Open
Description
Is your feature request related to a problem or challenge?
Query below
SELECT a, ARRAY_AGG(c ORDER BY c)[1] as result
FROM multiple_ordered_table
GROUP BY a;
and
SELECT a, NTH_VALUE(c, 1 ORDER BY c) as result
FROM multiple_ordered_table
GROUP BY a;
produces same results.

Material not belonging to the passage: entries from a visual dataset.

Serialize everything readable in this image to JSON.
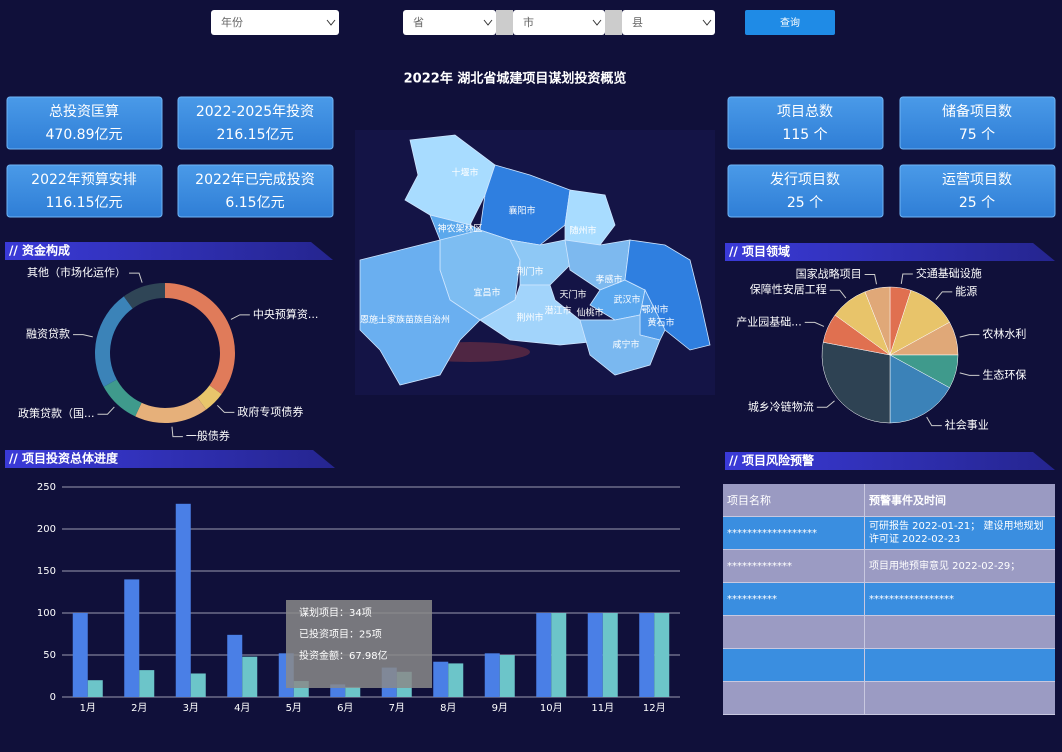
{
  "filters": {
    "year": "年份",
    "province": "省",
    "city": "市",
    "county": "县",
    "button": "查询"
  },
  "title": "2022年 湖北省城建项目谋划投资概览",
  "kpis": {
    "left": [
      {
        "label": "总投资匡算",
        "value": "470.89亿元"
      },
      {
        "label": "2022-2025年投资",
        "value": "216.15亿元"
      },
      {
        "label": "2022年预算安排",
        "value": "116.15亿元"
      },
      {
        "label": "2022年已完成投资",
        "value": "6.15亿元"
      }
    ],
    "right": [
      {
        "label": "项目总数",
        "value": "115 个"
      },
      {
        "label": "储备项目数",
        "value": "75 个"
      },
      {
        "label": "发行项目数",
        "value": "25 个"
      },
      {
        "label": "运营项目数",
        "value": "25 个"
      }
    ]
  },
  "map": {
    "regions": [
      "十堰市",
      "襄阳市",
      "随州市",
      "神农架林区",
      "荆门市",
      "宜昌市",
      "孝感市",
      "天门市",
      "武汉市",
      "鄂州市",
      "黄石市",
      "潜江市",
      "仙桃市",
      "荆州市",
      "恩施土家族苗族自治州",
      "咸宁市"
    ]
  },
  "chart_data": [
    {
      "type": "donut",
      "title": "// 资金构成",
      "categories": [
        "中央预算资...",
        "政府专项债券",
        "一般债券",
        "政策贷款（国...",
        "融资贷款",
        "其他（市场化运作）"
      ],
      "values": [
        35,
        5,
        17,
        10,
        23,
        10
      ],
      "colors": [
        "#e07b5a",
        "#e8c56b",
        "#e6b07a",
        "#3f9a8c",
        "#3b83b8",
        "#2f4556"
      ]
    },
    {
      "type": "pie",
      "title": "// 项目领域",
      "categories": [
        "交通基础设施",
        "能源",
        "农林水利",
        "生态环保",
        "社会事业",
        "城乡冷链物流",
        "产业园基础...",
        "保障性安居工程",
        "国家战略项目"
      ],
      "values": [
        5,
        12,
        8,
        8,
        17,
        28,
        7,
        9,
        6
      ],
      "colors": [
        "#e07050",
        "#e8c46a",
        "#e0a878",
        "#3f9a8c",
        "#3b82b8",
        "#2e4253",
        "#e07050",
        "#e8c46a",
        "#e0a878"
      ]
    },
    {
      "type": "bar",
      "title": "// 项目投资总体进度",
      "categories": [
        "1月",
        "2月",
        "3月",
        "4月",
        "5月",
        "6月",
        "7月",
        "8月",
        "9月",
        "10月",
        "11月",
        "12月"
      ],
      "series": [
        {
          "color": "#4a7fe6",
          "values": [
            100,
            140,
            230,
            74,
            52,
            15,
            35,
            42,
            52,
            100,
            100,
            100
          ]
        },
        {
          "color": "#6cc5c9",
          "values": [
            20,
            32,
            28,
            48,
            19,
            12,
            30,
            40,
            50,
            100,
            100,
            100
          ]
        }
      ],
      "ylim": [
        0,
        250
      ],
      "yticks": [
        0,
        50,
        100,
        150,
        200,
        250
      ],
      "grid": true
    }
  ],
  "tooltip": [
    "谋划项目：34项",
    "已投资项目：25项",
    "投资金额：67.98亿"
  ],
  "risk_table": {
    "title": "// 项目风险预警",
    "header": [
      "项目名称",
      "预警事件及时间"
    ],
    "rows": [
      [
        "******************",
        "可研报告  2022-01-21；   建设用地规划许可证  2022-02-23"
      ],
      [
        "*************",
        "项目用地预审意见   2022-02-29；"
      ],
      [
        "**********",
        "*****************"
      ]
    ]
  }
}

However, first query generates following plan
"ProjectionExec: expr=[a@0 as a, (ARRAY_AGG(multiple_ordered_table.c) ORDER BY [multiple_ordered_table.c ASC NULLS LAST]@1).[1] as result]",
" AggregateExec: mode=Single, gby=[a@0 as a], aggr=[ARRAY_AGG(multiple_ordered_table.c)], ordering_mode=Sorted",
" CsvExec: file_groups={1 group: [[CSV_PATH]]}, projection=[a, c], output_orderings=[[a@0 ASC NULLS LAST], [c@1 ASC NULLS LAST]], has_header=true",
whereas second query generates following plan
"ProjectionExec: expr=[a@0 as a, NTH_VALUE(multiple_ordered_table.c,Int64(1)) ORDER BY [multiple_ordered_table.c ASC NULLS LAST]@1 as result]",
" AggregateExec: mode=Single, gby=[a@0 as a], aggr=[NTH_VALUE(multiple_ordered_table.c,Int64(1))], ordering_mode=Sorted",
" CsvExec: file_groups={1 group: [[CSV_PATH]]}, projection=[a, c], output_orderings=[[a@0 ASC NULLS LAST], [c@1 ASC NULLS LAST]], has_header=true",
Describe the solution you'd like
we can rewrite first query as second one, which executes faster with less memory. Because it no longer needs to keep all results in the array_agg.
Describe alternatives you've considered
No response
Additional context
No response